La réponse de l'opérateur local tombe comme un couperet : « On a tout perdu. » Le système électrique espagnol vient de s'effondrer en quelques secondes, entraînant le Portugal dans sa chute. Mais cette fin dramatique n'était que le point d'orgue d'une matinée cauchemardesque.
Les bandes audio révèlent que les techniciens luttaient contre des anomalies depuis des heures.
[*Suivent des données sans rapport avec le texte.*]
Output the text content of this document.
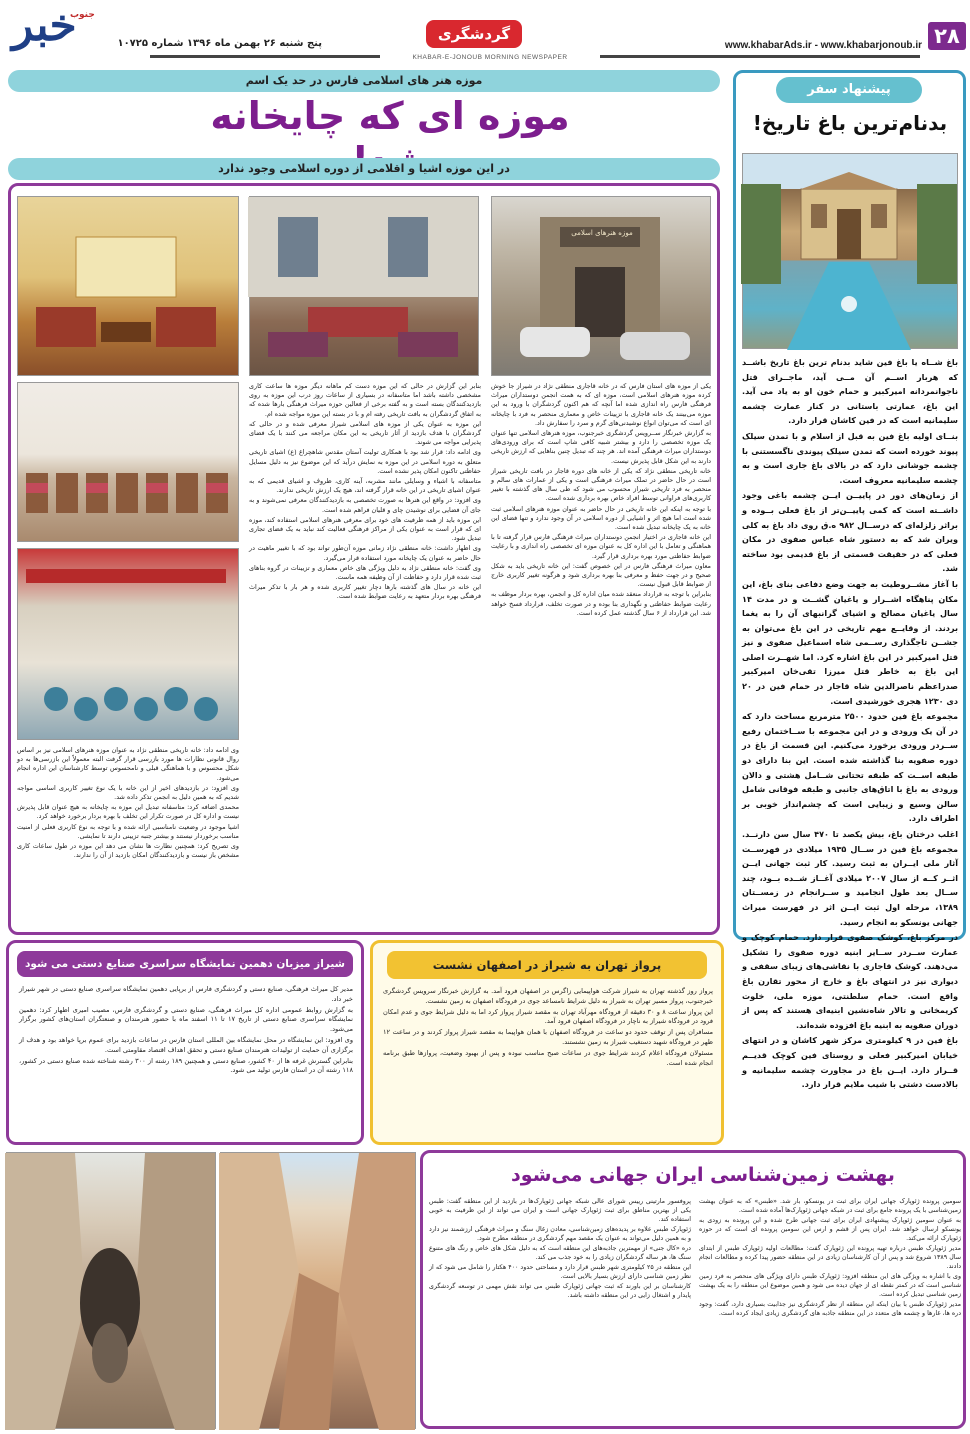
۲۸
www.khabarAds.ir - www.khabarjonoub.ir
گردشگری
KHABAR-E-JONOUB MORNING NEWSPAPER
خبر
جنوب
پنج شنبه ۲۶ بهمن ماه ۱۳۹۶ شماره ۱۰۷۲۵
پیشنهاد سفر
بدنام‌ترین باغ تاریخ!

باغ شــاه یا باغ فین شاید بدنام ترین باغ تاریخ باشــد که هربار اســم آن مــی آید، ماجــرای قتل ناجوانمردانه امیرکبیر و حمام خون او به یاد می آید. این باغ، عمارتی باستانی در کنار عمارت چشمه سلیمانیه است که در فین کاشان قرار دارد.

بنــای اولیه باغ فین به قبل از اسلام و با تمدن سیلک پیوند خورده است که تمدن سیلک پیوندی ناگسستنی با چشمه جوشانی دارد که در بالای باغ جاری است و به چشمه سلیمانیه معروف است.

از زمان‌های دور در پاییــن ایــن چشمه باغی وجود داشــته است که کمی پاییــن‌تر از باغ فعلی بــوده و براثر زلزله‌ای که درســال ۹۸۲ ه.ق روی داد باغ به کلی ویران شد که به دستور شاه عباس صفوی در مکان فعلی که در حقیقت قسمتی از باغ قدیمی بود ساخته شد.

با آغاز مشــروطیت به جهت وضع دفاعی بنای باغ، این مکان پناهگاه اشــرار و یاغیان گشــت و در مدت ۱۴ سال یاغیان مصالح و اشیای گرانبهای آن را به یغما بردند. از وقایــع مهم تاریخی در این باغ می‌توان به جشــن تاجگذاری رســمی شاه اسماعیل صفوی و نیز قتل امیرکبیر در این باغ اشاره کرد. اما شهــرت اصلی این باغ به خاطر قتل میرزا تقی‌خان امیرکبیر صدراعظم ناصرالدین شاه قاجار در حمام فین در ۲۰ دی ۱۲۳۰ هجری خورشیدی است.

مجموعه باغ فین حدود ۲۵۰۰ مترمربع مساحت دارد که در آن یک ورودی و در این مجموعه با ســاختمان رفیع ســردر ورودی برخورد می‌کنیم. این قسمت از باغ در دوره صفویه بنا گذاشته شده است. این بنا دارای دو طبقه اســت که طبقه تحتانی شــامل هشتی و دالان ورودی به باغ با اتاق‌های جانبی و طبقه فوقانی شامل سالن وسیع و زیبایی است که چشم‌انداز خوبی بر اطراف دارد.

اغلب درختان باغ، بیش یکصد تا ۴۷۰ سال سن دارنــد. مجموعه باغ فین در ســال ۱۹۳۵ میلادی در فهرســت آثار ملی ایــران به ثبت رسید. کار ثبت جهانی ایــن اثــر کــه از سال ۲۰۰۷ میلادی آغــاز شــده بــود، چند ســال بعد طول انجامید و ســرانجام در زمســتان ۱۳۸۹، مرحله اول ثبت ایــن اثر در فهرست میراث جهانی یونسکو به انجام رسید.

در مرکز باغ، کوشک صفوی قرار دارد. حمام کوچک و عمارت ســردر ســایر ابنیه دوره صفوی را تشکیل می‌دهند. کوشک قاجاری با نقاشی‌های زیبای سقفی و دیواری نیز در انتهای باغ و خارج از محور تقارن باغ واقع است. حمام سلطنتی، موزه ملی، خلوت کریمخانی و تالار شاه‌نشین ابنیه‌ای هستند که پس از دوران صفویه به ابنیه باغ افزوده شده‌اند.

باغ فین در ۹ کیلومتری مرکز شهر کاشان و در انتهای خیابان امیرکبیر فعلی و روستای فین کوچک قدیــم قــرار دارد. ایــن باغ در مجاورت چشمه سلیمانیه و بالادست دشتی با شیب ملایم قرار دارد.

موزه هنر های اسلامی فارس در حد یک اسم
موزه ای که چایخانه
در این موزه اشیا و اقلامی از دوره اسلامی وجود ندارد
موزه هنرهای اسلامی

یکی از موزه های استان فارس که در خانه قاجاری منطقی نژاد در شیراز جا خوش کرده موزه هنرهای اسلامی است، موزه ای که به همت انجمن دوستداران میراث فرهنگی فارس راه اندازی شده اما آنچه که هم اکنون گردشگران با ورود به این موزه می‌بینند یک خانه قاجاری با تزیینات خاص و معماری منحصر به فرد با چایخانه ای است که می‌توان انواع نوشیدنی‌های گرم و سرد را سفارش داد.

به گزارش خبرنگار ســرویس گردشگری خبرجنوب، موزه هنرهای اسلامی تنها عنوان یک موزه تخصصی را دارد و بیشتر شبیه کافی شاپ است که برای ورودی‌های دوستداران میراث فرهنگی آمده اند. هر چند که تبدیل چنین بناهایی که ارزش تاریخی دارند به این شکل قابل پذیرش نیست.

خانه تاریخی منطقی نژاد که یکی از خانه های دوره قاجار در بافت تاریخی شیراز است در حال حاضر در تملک میراث فرهنگی است و یکی از عمارات های سالم و منحصر به فرد تاریخی شیراز محسوب می شود که طی سال های گذشته با تغییر کاربری‌های فراوانی توسط افراد خاص بهره برداری شده است.

با توجه به اینکه این خانه تاریخی در حال حاضر به عنوان موزه هنرهای اسلامی ثبت شده است اما هیچ اثر و اشیایی از دوره اسلامی در آن وجود ندارد و تنها فضای این خانه به یک چایخانه تبدیل شده است.

این خانه قاجاری در اختیار انجمن دوستداران میراث فرهنگی فارس قرار گرفته تا با هماهنگی و تعامل با این اداره کل به عنوان موزه ای تخصصی راه اندازی و با رعایت ضوابط حفاظتی مورد بهره برداری قرار گیرد.

معاون میراث فرهنگی فارس در این خصوص گفت: این خانه تاریخی باید به شکل صحیح و در جهت حفظ و معرفی بنا بهره برداری شود و هرگونه تغییر کاربری خارج از ضوابط قابل قبول نیست.

بنابراین با توجه به قرارداد منعقد شده میان اداره کل و انجمن، بهره بردار موظف به رعایت ضوابط حفاظتی و نگهداری بنا بوده و در صورت تخلف، قرارداد فسخ خواهد شد. این قرارداد از ۶ سال گذشته عمل کرده است.

بنابر این گزارش در حالی که این موزه دست کم ماهانه دیگر موزه ها ساعت کاری مشخصی داشته باشد اما متاسفانه در بسیاری از ساعات روز درب این موزه به روی بازدیدکنندگان بسته است و به گفته برخی از فعالین حوزه میراث فرهنگی بارها شده که به اتفاق گردشگران به بافت تاریخی رفته ام و با در بسته این موزه مواجه شده ام.

این موزه به عنوان یکی از موزه های اسلامی شیراز معرفی شده و در حالی که گردشگران با هدف بازدید از آثار تاریخی به این مکان مراجعه می کنند با یک فضای پذیرایی مواجه می شوند.

وی ادامه داد: قرار شد بود با همکاری تولیت آستان مقدس شاهچراغ (ع) اشیای تاریخی متعلق به دوره اسلامی در این موزه به نمایش درآید که این موضوع نیز به دلیل مسایل حفاظتی تاکنون امکان پذیر نشده است.

متاسفانه با اشیاء و وسایلی مانند مشربه، آینه کاری، ظروف و اشیای قدیمی که به عنوان اشیای تاریخی در این خانه قرار گرفته اند، هیچ یک ارزش تاریخی ندارند.

وی افزود: در واقع این هنرها به صورت تخصصی به بازدیدکنندگان معرفی نمی‌شوند و به جای آن فضایی برای نوشیدن چای و قلیان فراهم شده است.

این موزه باید از همه ظرفیت های خود برای معرفی هنرهای اسلامی استفاده کند، موزه ای که قرار است به عنوان یکی از مراکز فرهنگی فعالیت کند نباید به یک فضای تجاری تبدیل شود.

وی اظهار داشت: خانه منطقی نژاد زمانی موزه آن‌طور تواند بود که با تغییر ماهیت در حال حاضر به عنوان یک چایخانه مورد استفاده قرار می‌گیرد.

وی گفت: خانه منطقی نژاد به دلیل ویژگی های خاص معماری و تزیینات در گروه بناهای ثبت شده قرار دارد و حفاظت از آن وظیفه همه ماست.

این خانه در سال های گذشته بارها دچار تغییر کاربری شده و هر بار با تذکر میراث فرهنگی بهره بردار متعهد به رعایت ضوابط شده است.

وی ادامه داد: خانه تاریخی منطقی نژاد به عنوان موزه هنرهای اسلامی نیز بر اساس روال قانونی نظارات ها مورد بازرسی قرار گرفت البته معمولاً این بازرسی‌ها به دو شکل محسوس و با هماهنگی قبلی و نامحسوس توسط کارشناسان این اداره انجام می‌شود.

وی افزود: در بازدیدهای اخیر از این خانه با یک نوع تغییر کاربری اساسی مواجه شدیم که به همین دلیل به انجمن تذکر داده شد.

محمدی اضافه کرد: متاسفانه تبدیل این موزه به چایخانه به هیچ عنوان قابل پذیرش نیست و اداره کل در صورت تکرار این تخلف با بهره بردار برخورد خواهد کرد.

اشیا موجود در وضعیت نامناسبی ارائه شده و با توجه به نوع کاربری فعلی از امنیت مناسب برخوردار نیستند و بیشتر جنبه تزیینی دارند تا نمایشی.

وی تصریح کرد: همچنین نظارت ها نشان می دهد این موزه در طول ساعات کاری مشخص باز نیست و بازدیدکنندگان امکان بازدید از آن را ندارند.

پرواز تهران به شیراز در اصفهان نشست

پرواز روز گذشته تهران به شیراز شرکت هواپیمایی زاگرس در اصفهان فرود آمد. به گزارش خبرنگار سرویس گردشگری خبرجنوب، پرواز مسیر تهران به شیراز به دلیل شرایط نامساعد جوی در فرودگاه اصفهان به زمین نشست.

این پرواز ساعت ۸ و ۳۰ دقیقه از فرودگاه مهرآباد تهران به مقصد شیراز پرواز کرد اما به دلیل شرایط جوی و عدم امکان فرود در فرودگاه شیراز به ناچار در فرودگاه اصفهان فرود آمد.

مسافران پس از توقف حدود دو ساعت در فرودگاه اصفهان با همان هواپیما به مقصد شیراز پرواز کردند و در ساعت ۱۲ ظهر در فرودگاه شهید دستغیب شیراز به زمین نشستند.

مسئولان فرودگاه اعلام کردند شرایط جوی در ساعات صبح مناسب نبوده و پس از بهبود وضعیت، پروازها طبق برنامه انجام شده است.

شیراز میزبان دهمین نمایشگاه سراسری صنایع دستی می شود

مدیر کل میراث فرهنگی، صنایع دستی و گردشگری فارس از برپایی دهمین نمایشگاه سراسری صنایع دستی در شهر شیراز خبر داد.

به گزارش روابط عمومی اداره کل میراث فرهنگی، صنایع دستی و گردشگری فارس، مصیب امیری اظهار کرد: دهمین نمایشگاه سراسری صنایع دستی از تاریخ ۱۷ تا ۱۱ اسفند ماه با حضور هنرمندان و صنعتگران استان‌های کشور برگزار می‌شود.

وی افزود: این نمایشگاه در محل نمایشگاه بین المللی استان فارس در ساعات بازدید برای عموم برپا خواهد بود و هدف از برگزاری آن حمایت از تولیدات هنرمندان صنایع دستی و تحقق اهداف اقتصاد مقاومتی است.

بنابراین گسترش غرفه ها از ۴۰ کشور، صنایع دستی و همچنین ۱۸۹ رشته از ۳۰۰ رشته شناخته شده صنایع دستی در کشور، ۱۱۸ رشته آن در استان فارس تولید می شود.

بهشت زمین‌شناسی ایران جهانی می‌شود

سومین پرونده ژئوپارک جهانی ایران برای ثبت در یونسکو، بار شد. «طبس» که به عنوان بهشت زمین‌شناسی با یک پرونده جامع برای ثبت در شبکه جهانی ژئوپارک‌ها آماده شده است.

به عنوان سومین ژئوپارک پیشنهادی ایران برای ثبت جهانی طرح شده و این پرونده به زودی به یونسکو ارسال خواهد شد. ایران پس از قشم و ارس این سومین پرونده ای است که در حوزه ژئوپارک ارائه می‌کند.

مدیر ژئوپارک طبس درباره تهیه پرونده این ژئوپارک گفت: مطالعات اولیه ژئوپارک طبس از ابتدای سال ۱۳۸۹ شروع شد و پس از آن کارشناسان زیادی در این منطقه حضور پیدا کرده و مطالعات انجام دادند.

وی با اشاره به ویژگی های این منطقه افزود: ژئوپارک طبس دارای ویژگی های منحصر به فرد زمین شناسی است که در کمتر نقطه ای از جهان دیده می شود و همین موضوع این منطقه را به یک بهشت زمین شناسی تبدیل کرده است.

مدیر ژئوپارک طبس با بیان اینکه این منطقه از نظر گردشگری نیز جذابیت بسیاری دارد، گفت: وجود دره ها، غارها و چشمه های متعدد در این منطقه جاذبه های گردشگری زیادی ایجاد کرده است.

پروفسور مارتینی رییس شورای عالی شبکه جهانی ژئوپارک‌ها در بازدید از این منطقه گفت: طبس یکی از بهترین مناطق برای ثبت ژئوپارک جهانی است و ایران می تواند از این ظرفیت به خوبی استفاده کند.

ژئوپارک طبس علاوه بر پدیده‌های زمین‌شناسی، معادن زغال سنگ و میراث فرهنگی ارزشمند نیز دارد و به همین دلیل می‌تواند به عنوان یک مقصد مهم گردشگری در منطقه مطرح شود.

دره «کال جنی» از مهمترین جاذبه‌های این منطقه است که به دلیل شکل های خاص و رنگ های متنوع سنگ ها، هر ساله گردشگران زیادی را به خود جذب می کند.

این منطقه در ۲۵ کیلومتری شهر طبس قرار دارد و مساحتی حدود ۴۰۰ هکتار را شامل می شود که از نظر زمین شناسی دارای ارزش بسیار بالایی است.

کارشناسان بر این باورند که ثبت جهانی ژئوپارک طبس می تواند نقش مهمی در توسعه گردشگری پایدار و اشتغال زایی در این منطقه داشته باشد.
Dès 11h31, des opérateurs régionaux alertaient REE sur « beaucoup d'oscillations de tension ». La réponse du porte-parole du réseau est édifiante de lucidité : « Toute la zone est très affectée par le problème du solaire [...] La tension monte et descend, tu sais ? C'est à cause du solaire. »
Le diagnostic désespéré de 12h13
L'enregistrement le plus accablant intervient à 12h13, quelques minutes avant le black-out total. Face à l'aggravation de la situation, le représentant de Red Eléctrica livre l'analyse technique du désastre en cours :
« Il y a des oscillations dans tout le système. [...] Des variations très importantes du photovoltaïque à cause des prix, des échanges... Et peu de groupes avec de l'inertie [les grandes centrales classiques] sur le réseau... C'est foutu. »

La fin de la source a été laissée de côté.